Nef Sanat tarafından sanat dünyasına yeni bir nefes getirmek amacıyla kurulan Nef Filarmoni Orkestrası, 17 Ocak'ta hafızalardan silinmeyecek özel bir konsere imza attı. Gala niteliğindeki konser, dünyaca ünlü sanatçılara ev sahipliği yaptı. Şef Orhan Şallıel'in orkestra şefliği yaptığı konserde sahnedeki isimlerden biri de St. Peterbursg keman ekolünün en önemli temsilcilerinden Chingiz Osmanov'du... Osmanov'u özel kılan, müzik kariyeri kadar, çok kısa bir süre önce Mersin'e yerleşme kararı almasıydı...
Osmanov ile konser sonrasında Türkiye'de kurduğu yaşamı, müziği üzerine sohbet ettik:
Mersin'de yaşamaya nasıl karar verdiniz? Neden özellikle Mersin'i seçtiniz?
- Mersin yeryüzündeki
harika yerlerden
biri. Mersin'i
gördüğüm andan
itibaren onun derinine
düştüm. Güzellik
ve kültürel miras beni
çok etkiledi. Dünyanın
neredeyse yarısını ziyaret
ettim ve böyle bir yer hayal bile
edemiyorum... Mersin ilham veren,
etkileyici, çekici bir şehir.
- Türkiye hakkında ne düşünüyorsunuz?
- Türkiye çok kozmopolit
ülke, kültürler
arasındaki gerçek kapı...
Türkiye yiğitliğin hala
çok önemli olduğu ve
hak ettiğiniz şeye sahip
olduğunuz insanların
ülkesi. Aynı zamanda
karşılıklı anlayış ve
şefkatin Türkiye'yi dünyanın
geri kalanından
farklı kıldığını görüyorum.
Burası muazzam
bir geçmişe, aktif bir
bugüne ve harika bir
geleceğe sahip.
- Mersin'deki günlük hayatınızın akışından biraz bahseder misiniz? Yöresel tatları deneyimliyor musunuz?
- Mersin'deki günlük
maceralarımdan keyif
alıyorum. Her gün yeni insanlarla
tanışıyorum ve adım
adım Türkçe öğreniyorum.
Sınırsız tarihini
keşfediyorum ve tabii
ki yerel tatları deniyorum.
Her zaman olmayı sevdiğim güzel yerler listem zaten var. Mersin'de yemek virtüöz bir sahiplik ve sıkılmanıza izin vermeyecek sonsuz doğaçlama fantezisi...
İLHAM KAYNAĞIM...
- St. Petersburg'da doğdunuz ve konservatuar eğitiminizi de burada tamamladınız... Doğup büyüdüğünüz topraklar müziğinizi nasıl şekillendirdi?

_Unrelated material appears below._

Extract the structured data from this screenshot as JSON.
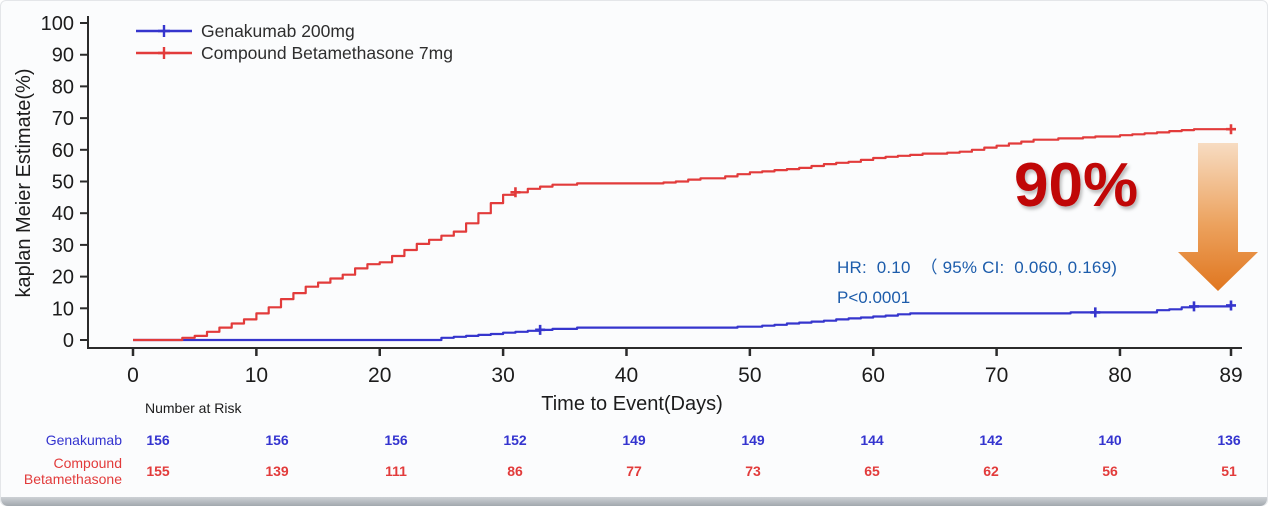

- St.Petersburg inanılmaz bir şehir, hala... Bu şehrin insanlara karşı pek nazik olmamasına rağmen onu seviyorum. İki yönden şanslıyım ben, birincisi çok iyi bir ailede doğdum. Harika ebeveynlerim var ve sahip olduğum her şeyi onlar verdiler. İkincisi, öğretmenlerim. Bana olağanüstü bir eğitim verdiler, ilgi gösterdiler.
- Uzun yıllar St. Petersburg Devlet Senfoni Orkestrası'nın başkemancısı olarak çalıştınız. Türkiye'deki müziği nasıl değerlendiriyorsunuz?

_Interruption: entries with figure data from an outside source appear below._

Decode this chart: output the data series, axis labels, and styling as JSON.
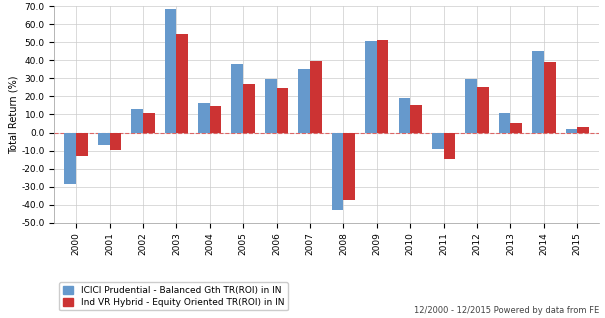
{
  "years": [
    2000,
    2001,
    2002,
    2003,
    2004,
    2005,
    2006,
    2007,
    2008,
    2009,
    2010,
    2011,
    2012,
    2013,
    2014,
    2015
  ],
  "icici": [
    -28.5,
    -7.0,
    13.0,
    68.5,
    16.5,
    38.0,
    29.5,
    35.5,
    -43.0,
    51.0,
    19.0,
    -9.0,
    29.5,
    11.0,
    45.0,
    2.0
  ],
  "vr_hybrid": [
    -13.0,
    -9.5,
    11.0,
    54.5,
    14.5,
    27.0,
    24.5,
    39.5,
    -37.5,
    51.5,
    15.5,
    -14.5,
    25.0,
    5.5,
    39.0,
    3.0
  ],
  "bar_color_icici": "#6699CC",
  "bar_color_vr": "#CC3333",
  "ylabel": "Total Return (%)",
  "ylim_min": -50.0,
  "ylim_max": 70.0,
  "yticks": [
    -50.0,
    -40.0,
    -30.0,
    -20.0,
    -10.0,
    0.0,
    10.0,
    20.0,
    30.0,
    40.0,
    50.0,
    60.0,
    70.0
  ],
  "legend_icici": "ICICI Prudential - Balanced Gth TR(ROI) in IN",
  "legend_vr": "Ind VR Hybrid - Equity Oriented TR(ROI) in IN",
  "footnote": "12/2000 - 12/2015 Powered by data from FE",
  "bg_color": "#FFFFFF",
  "grid_color": "#CCCCCC",
  "bar_width": 0.35
}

- Tamamen yeni müzikler dinlemek ve farklı kültürleri keşfetmekle çok ilgileniyorum. Ve burada Türk müzik geleneklerinden ve Türkiye'den her zaman yeni ilham ve izlenimler alıyorum.
Türkiye'nin kendi içinde birleştiğini hissediyorum. Çok yenilikçi bir düşünce ile benzersiz üst düzey müzik tutkusu.
- Nef'in Filarmoni Orkestrası ile sahne aldınız? Orhan Şallıel ile nasıl bir arkadaşlığınız var?
- Böylesine iyi bir orkestra ile çalmak benim için büyük bir zevk ve onurdu! Önce ben Petersburg'daki uluslararası festivalde Orhan Şallıel ile tanıştım. Maestro Şallıel Türk kültürünü dünyanın her yerinde temsil eden seçkin bir insan ve büyük bir müzisyen. Müzikal fikirleri ve yorumları çok cesur ve çok ilham verici.